Richard Therrien Educational Platform and Beliefs

I strongly believe that my philosophy of education is that education is preparation for skills needed in the real world. The most important goal is for students to learn high level thinking, as well as important problem solving and other skills. The continuous reliance on higher order thinking and student directed investigations leads them to a deeper understanding of content as well as better preparation for their future learning and lives.

I am primarily a science teacher, which is a field that is constantly changing. Facts that are learned today are changed the next day, and there is such a wide base of knowledge that it is unrealistic to expect that any one person master it all. Science, or any content, is best learned when students, under the teacher’s guidance, have the opportunity to think for themselves, to use their preconceptions to examine a problem, research and investigate it thoroughly, and construct their own model and perceptions about the world around them. I have a constructivist view of education in the sense that I view learning as a scaffold. Students use their prior experiences, and add to it their school experiences. This building goes through additions and subtractions, connections are made and they walk out of the school setting with a complete building of knowledge. Because they spend most of the school time making connections, and fitting in new ideas with old, those skills are most important to carry on to life. Therefore, the purpose of education is to provide students with these tools.

A typical unit I teach involves many modes, and accommodates all learning styles. Students learn information through use of hands on experiments, class discussion, cooperative groups, projects, demonstrations, use of visual technologies, such as computers, videodiscs, and video, as well as traditional language based learning mode of text and written questioning. Students are also assessed in the same variety of modes, from projects, to oral questioning, to student-designed experiments, and other performance based assessments. I believe strongly in structuring lessons and units by following a learning cycle, such as engage, explore, explain, elaborate, and evaluation.
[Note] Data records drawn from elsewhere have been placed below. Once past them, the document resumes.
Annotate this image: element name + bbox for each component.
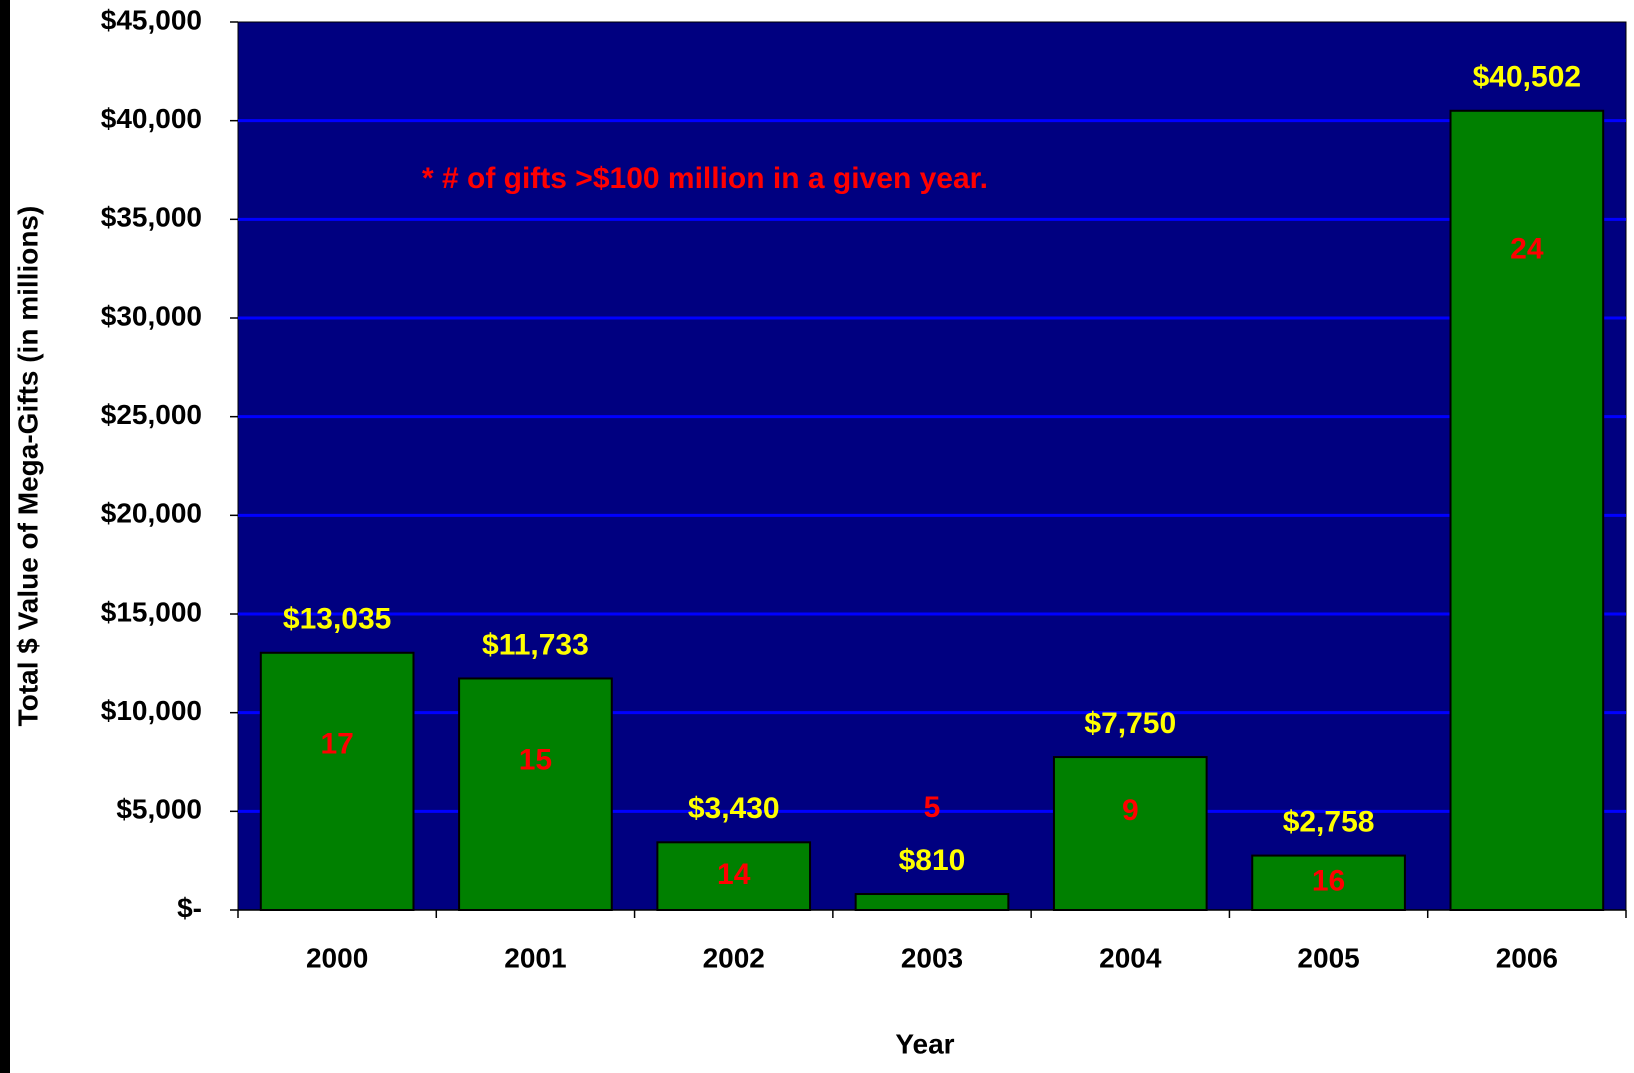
y-tick-label: $20,000: [101, 498, 202, 529]
y-tick-label: $10,000: [101, 695, 202, 726]
bar: [1251, 854, 1406, 911]
bar: [1449, 109, 1605, 911]
count-label: 9: [1122, 794, 1139, 827]
y-tick-label: $35,000: [101, 202, 202, 233]
annotation: * # of gifts >$100 million in a given ye…: [422, 162, 988, 195]
value-label: $40,502: [1473, 61, 1581, 94]
value-label: $7,750: [1084, 707, 1176, 740]
value-label: $2,758: [1283, 805, 1375, 838]
x-tick-label: 2003: [901, 942, 963, 973]
y-tick-label: $25,000: [101, 399, 202, 430]
count-label: 17: [320, 727, 353, 760]
count-label: 24: [1510, 233, 1544, 266]
x-tick-label: 2005: [1297, 942, 1359, 973]
x-tick-label: 2006: [1496, 942, 1558, 973]
count-label: 16: [1312, 865, 1345, 898]
edge-strip: [0, 0, 10, 1073]
value-label: $810: [899, 844, 966, 877]
plot-area: [237, 21, 1627, 911]
value-label: $11,733: [482, 628, 589, 661]
bar: [458, 677, 613, 912]
bar: [656, 841, 812, 911]
bar: [854, 893, 1010, 911]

A continuous repetition of such a learning cycle embeds students with the ability to gather and synthesize knowledge no matter what the situation. My philosophy would be closest to that of an experimentalist, favoring experiences over passive mastery of content. Because each students’ view of the world and their connections between bits of facts are different, the teacher is required to be a guide to all, which is more of an existential approach.

The act of education is in the attainment of the curriculum, so that it is the curriculum that defines discipline. All classroom management issues can be addressed with the design of effective, motivating, and worthwhile lessons based on the curriculum goals and objectives. The more open the curriculum is, the more control the students have over their own learning. Thus, I believe that an effective approach is one that shares the goals and objectives with students, even down to the point of telling them how they are assessed at every step.

Overall, because my belief in education is that content facts are subservient to process skills. I do believe that all students have the ability to learn. Assessment is a method of feedback to students, parents, and teachers, on where the children are on their journey, and what pieces of the scaffolding they have in place. Education is a triangle of curriculum, instruction, and assessment. It is the curriculum that should define the skills and techniques that students need, and thus it is the curriculum that truly prepares them for the real world.